The Barrandian area of the Tepla-Barrandian Unit is one of the richest trilobite-yielding areas in the world. In the middle of the nineteenth century, four main workers studied trilobites in this region, Joachim Barrande, Heinrich Ernst Beyrich, Ignatz Hawle, and August Carl Joseph Corda.
Heinrich Ernst Beyrich, an excellent German palaeontologist studied and figured five species of Ordovician trilobites from the Barrandian area in two important contributions. One trilobite species, Cheirurus claviger (= Eccoptochile clavigera) was described in the year 1845; the other four trilobites, Odontopleura inermis (= Selenopeltis inermis), Calymene parvula (= Calymenella parvula), Calymene pulchra (= Prionocheilus mendax), and Trinucleus ornatus (= Deanaspis goldfussii goldfussii) were described in the year 1846.

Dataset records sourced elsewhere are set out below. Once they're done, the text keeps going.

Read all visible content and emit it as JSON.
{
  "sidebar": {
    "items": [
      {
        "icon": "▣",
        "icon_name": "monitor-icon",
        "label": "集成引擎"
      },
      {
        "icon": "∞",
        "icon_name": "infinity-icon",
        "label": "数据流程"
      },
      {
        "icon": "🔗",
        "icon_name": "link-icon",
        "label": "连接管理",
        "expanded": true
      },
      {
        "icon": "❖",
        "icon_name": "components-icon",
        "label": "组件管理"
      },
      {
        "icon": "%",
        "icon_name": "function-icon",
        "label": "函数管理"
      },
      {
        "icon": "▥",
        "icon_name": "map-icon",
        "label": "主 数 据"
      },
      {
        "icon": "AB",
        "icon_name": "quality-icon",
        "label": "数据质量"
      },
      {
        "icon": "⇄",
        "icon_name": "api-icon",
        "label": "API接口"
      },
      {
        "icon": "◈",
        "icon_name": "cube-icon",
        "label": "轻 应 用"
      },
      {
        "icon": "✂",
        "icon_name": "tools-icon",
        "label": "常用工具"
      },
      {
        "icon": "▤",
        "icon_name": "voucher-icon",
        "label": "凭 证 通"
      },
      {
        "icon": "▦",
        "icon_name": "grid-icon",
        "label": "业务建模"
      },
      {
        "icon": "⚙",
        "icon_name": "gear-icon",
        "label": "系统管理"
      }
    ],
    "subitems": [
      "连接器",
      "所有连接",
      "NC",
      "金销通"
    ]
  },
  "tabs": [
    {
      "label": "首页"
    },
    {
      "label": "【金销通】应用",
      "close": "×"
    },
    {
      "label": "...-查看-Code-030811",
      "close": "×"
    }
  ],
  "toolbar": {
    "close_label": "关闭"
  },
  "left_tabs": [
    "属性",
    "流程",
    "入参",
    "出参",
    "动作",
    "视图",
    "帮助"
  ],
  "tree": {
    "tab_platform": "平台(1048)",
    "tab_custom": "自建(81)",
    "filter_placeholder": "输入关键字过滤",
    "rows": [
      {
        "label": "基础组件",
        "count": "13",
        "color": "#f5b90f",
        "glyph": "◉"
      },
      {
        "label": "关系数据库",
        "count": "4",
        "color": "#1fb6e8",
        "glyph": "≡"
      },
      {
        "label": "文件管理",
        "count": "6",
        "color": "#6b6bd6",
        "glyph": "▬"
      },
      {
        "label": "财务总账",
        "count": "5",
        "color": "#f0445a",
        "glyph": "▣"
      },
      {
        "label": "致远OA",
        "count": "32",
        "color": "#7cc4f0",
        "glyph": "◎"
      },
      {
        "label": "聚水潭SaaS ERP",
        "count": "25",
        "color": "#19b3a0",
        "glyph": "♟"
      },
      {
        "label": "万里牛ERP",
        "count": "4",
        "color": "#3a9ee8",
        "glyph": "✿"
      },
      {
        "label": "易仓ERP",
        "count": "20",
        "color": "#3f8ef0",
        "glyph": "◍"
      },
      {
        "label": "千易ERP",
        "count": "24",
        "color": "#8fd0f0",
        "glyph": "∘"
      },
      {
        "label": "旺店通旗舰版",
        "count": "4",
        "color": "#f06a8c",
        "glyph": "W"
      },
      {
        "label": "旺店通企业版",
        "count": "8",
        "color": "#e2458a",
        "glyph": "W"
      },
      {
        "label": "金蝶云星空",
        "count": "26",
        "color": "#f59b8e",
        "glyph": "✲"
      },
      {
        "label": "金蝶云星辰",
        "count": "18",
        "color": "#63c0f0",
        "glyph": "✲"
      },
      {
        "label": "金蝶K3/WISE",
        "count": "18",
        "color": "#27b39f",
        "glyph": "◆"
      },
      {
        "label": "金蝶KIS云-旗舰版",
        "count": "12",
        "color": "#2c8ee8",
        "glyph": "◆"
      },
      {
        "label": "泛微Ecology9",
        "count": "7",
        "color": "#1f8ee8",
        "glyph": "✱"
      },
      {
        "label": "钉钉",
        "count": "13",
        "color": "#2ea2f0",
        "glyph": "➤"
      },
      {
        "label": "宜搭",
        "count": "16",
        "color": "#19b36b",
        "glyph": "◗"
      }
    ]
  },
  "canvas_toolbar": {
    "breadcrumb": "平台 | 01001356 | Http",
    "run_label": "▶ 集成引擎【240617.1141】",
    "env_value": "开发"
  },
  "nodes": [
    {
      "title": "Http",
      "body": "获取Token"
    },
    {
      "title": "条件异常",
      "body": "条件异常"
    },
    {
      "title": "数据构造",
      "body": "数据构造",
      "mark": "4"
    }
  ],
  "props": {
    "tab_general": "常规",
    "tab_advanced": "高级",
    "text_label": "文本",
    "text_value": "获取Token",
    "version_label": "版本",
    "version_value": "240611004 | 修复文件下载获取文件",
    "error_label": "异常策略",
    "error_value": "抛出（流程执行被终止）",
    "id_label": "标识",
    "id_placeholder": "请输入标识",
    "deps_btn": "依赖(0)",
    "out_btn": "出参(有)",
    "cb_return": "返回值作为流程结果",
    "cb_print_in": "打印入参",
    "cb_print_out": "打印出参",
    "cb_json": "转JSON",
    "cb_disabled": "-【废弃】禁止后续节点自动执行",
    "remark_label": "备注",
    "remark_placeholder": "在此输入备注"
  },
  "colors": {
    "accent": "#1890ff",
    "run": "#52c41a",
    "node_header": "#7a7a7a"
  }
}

Well-preserved materials used in both Beyrich's contributions were collected from Sandbian quartzose sandstone of the Letna Formation and from Sandbian to Katian greywacke of the Zahorany Formation. Original specimens of these Late Ordovician taxa are newly revised and actual systematic position of all species is discussed in detail.
The history of Beyrich's original specimens in the twentieth century is briefly summarized.